Vegan parent complains about Lymington school's pigs
Four pigs being reared for meat at a rural school have been sent back to their original owner after a vegan parent complained.
Priestlands School has kept animals at its site in Lymington, Hampshire, to teach pupils about farming for the past 10 years.
However, a petition calling for them to be saved had been signed more than 41,000 times by Tuesday afternoon.
The school said it had always been "open" about the purpose of the pigs.
Animal rights campaigner Ed Winter, who launched the petition, said a vegan parent had contacted him after "begging" the school to send the pigs to a sanctuary.
He said: "In 2018 we should be teaching children compassion towards animals.
"The school has made students and parents uncomfortable, by discriminating against their beliefs by condemning these pigs to death."
He added that the pupils have "never had a say in the matter" and claimed they were not being given "an objective education with both sides of the story".

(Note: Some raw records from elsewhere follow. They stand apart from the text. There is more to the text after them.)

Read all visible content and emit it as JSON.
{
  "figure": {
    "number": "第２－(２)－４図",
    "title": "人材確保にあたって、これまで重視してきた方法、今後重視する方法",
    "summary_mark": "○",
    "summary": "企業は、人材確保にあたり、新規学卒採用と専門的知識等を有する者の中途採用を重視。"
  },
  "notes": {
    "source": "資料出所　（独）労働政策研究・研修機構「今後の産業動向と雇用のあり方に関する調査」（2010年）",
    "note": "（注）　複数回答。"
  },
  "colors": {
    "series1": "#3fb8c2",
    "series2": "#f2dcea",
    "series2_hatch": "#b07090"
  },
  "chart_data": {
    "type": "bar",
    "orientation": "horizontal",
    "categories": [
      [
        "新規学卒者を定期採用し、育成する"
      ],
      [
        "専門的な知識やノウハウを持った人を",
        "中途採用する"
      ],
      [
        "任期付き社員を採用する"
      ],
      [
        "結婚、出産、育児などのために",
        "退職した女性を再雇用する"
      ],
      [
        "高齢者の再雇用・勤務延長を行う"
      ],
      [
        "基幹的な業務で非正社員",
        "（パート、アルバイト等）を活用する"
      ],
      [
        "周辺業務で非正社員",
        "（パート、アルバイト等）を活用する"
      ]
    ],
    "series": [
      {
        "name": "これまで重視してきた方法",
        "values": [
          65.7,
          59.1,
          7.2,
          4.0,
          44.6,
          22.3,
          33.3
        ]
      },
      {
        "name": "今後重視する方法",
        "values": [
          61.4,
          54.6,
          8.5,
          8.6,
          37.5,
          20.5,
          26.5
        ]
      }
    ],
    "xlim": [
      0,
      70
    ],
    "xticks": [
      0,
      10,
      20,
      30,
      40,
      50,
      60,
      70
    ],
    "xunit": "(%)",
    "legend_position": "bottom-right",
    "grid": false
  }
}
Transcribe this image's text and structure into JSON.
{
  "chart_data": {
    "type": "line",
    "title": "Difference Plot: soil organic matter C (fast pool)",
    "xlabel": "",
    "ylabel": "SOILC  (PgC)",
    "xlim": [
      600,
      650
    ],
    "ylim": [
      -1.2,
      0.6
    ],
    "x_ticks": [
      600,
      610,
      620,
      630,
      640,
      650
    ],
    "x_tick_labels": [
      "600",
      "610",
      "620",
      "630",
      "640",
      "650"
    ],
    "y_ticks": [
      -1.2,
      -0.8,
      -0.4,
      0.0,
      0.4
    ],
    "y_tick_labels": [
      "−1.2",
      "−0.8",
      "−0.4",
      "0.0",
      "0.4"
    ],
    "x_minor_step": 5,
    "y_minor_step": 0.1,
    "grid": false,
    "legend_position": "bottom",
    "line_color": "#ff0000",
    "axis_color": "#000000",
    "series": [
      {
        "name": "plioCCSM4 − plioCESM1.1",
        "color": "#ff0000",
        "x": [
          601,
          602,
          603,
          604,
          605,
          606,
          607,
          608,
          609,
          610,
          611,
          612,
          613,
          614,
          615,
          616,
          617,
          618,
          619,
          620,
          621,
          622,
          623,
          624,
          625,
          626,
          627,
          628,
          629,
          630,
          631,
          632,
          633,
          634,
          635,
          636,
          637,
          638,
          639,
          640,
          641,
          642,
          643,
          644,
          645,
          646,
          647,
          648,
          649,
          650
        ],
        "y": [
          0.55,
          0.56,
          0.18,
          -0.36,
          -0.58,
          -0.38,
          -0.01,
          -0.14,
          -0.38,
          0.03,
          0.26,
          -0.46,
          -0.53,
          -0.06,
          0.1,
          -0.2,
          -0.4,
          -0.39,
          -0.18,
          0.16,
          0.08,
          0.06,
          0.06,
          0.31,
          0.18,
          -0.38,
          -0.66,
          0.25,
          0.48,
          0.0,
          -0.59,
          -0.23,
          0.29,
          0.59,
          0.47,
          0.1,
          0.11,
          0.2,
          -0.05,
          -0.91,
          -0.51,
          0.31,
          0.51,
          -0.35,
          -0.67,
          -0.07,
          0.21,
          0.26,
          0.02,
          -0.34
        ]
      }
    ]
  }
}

Head teacher Chris Willsher said the secondary school decided to send the pigs back to the farmer who gifted them following the complaint and before the petition was launched.
He said pigs had been "well cared for" in a walled garden since 2008, and that it was made clear to students that they would be slaughtered and were "not pets".
"Indeed they are sold as Priestland's Porkers to staff, to the local community through butcher's shops and are served in the canteen with students knowing very clearly that they are sausages made from our pigs," he added.
Mr Willsher said sending the pigs back to the farm would allow time for a consultation on the future of the school's policy, and that he respected the views of vegans.
"We are not campaigning for meat eating, we are simply wanting children to learn about where their food comes from," he added.